By Trish Svoboda
The combination of drought, low commodity prices, and elevated input costs resulted in a decrease in net income in 2023 for farms recorded in the Kansas Farm Management Association’s database.
Mark Dikeman, the Executive Director of KFMA, reported that the net income for the 823 Kansas farms analyzed in 2023 dropped to $98,299. This is a reduction of nearly $80,000 compared to the state’s net farm income in 2022.
Dikeman highlighted the ongoing drought which started in 2022 and continued into 2023, significantly affected a large part of the state. The combination of lower yields and reduced prices compared to 2022 led to a decline in income.
Crop producers were also hit hard by the rise in input costs, especially for seeds and fertilizers. Since 2019, there has been an increase of approximately $8 per acre in seed costs and a $15 per acre rise in chemical costs. Despite a decrease from its peak in 2022, the cost of fertilizer has gone up by nearly $34 per acre since 2019.
In Kansas, the 2023 yields for crops like corn, milo, and sorghum were similar or slightly higher than in 2022, but still below historical averages. However, this did not lead to an increase in income for producers due to lower grain prices.

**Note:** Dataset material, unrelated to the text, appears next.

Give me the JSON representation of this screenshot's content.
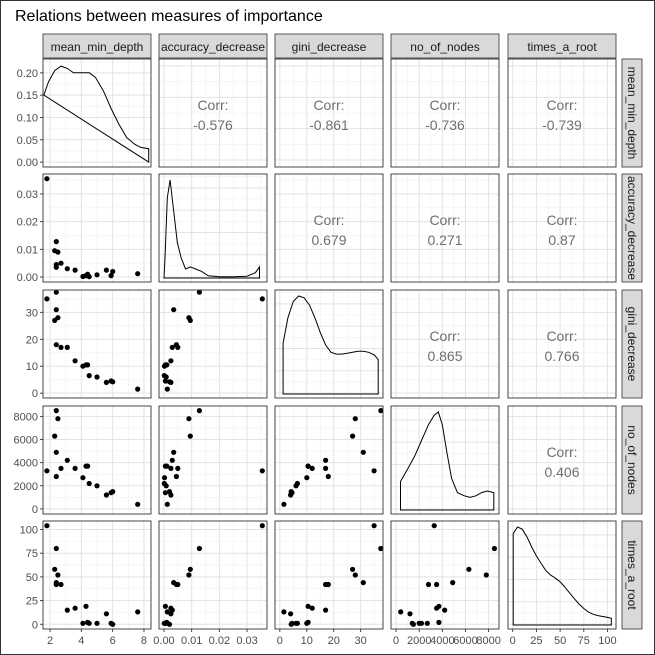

The beef sector took on a larger share of profitability in 2023, contributing nearly 23% to the gross revenue of KFMA farms, up from 16% in 2022.
Government assistance, specifically crop insurance, played a crucial role in sustaining many farmers. The net crop insurance, which is the difference between payments received and premiums paid by farmers, accounted for nearly $82,500 of the average net farm income of $98,229 in the state.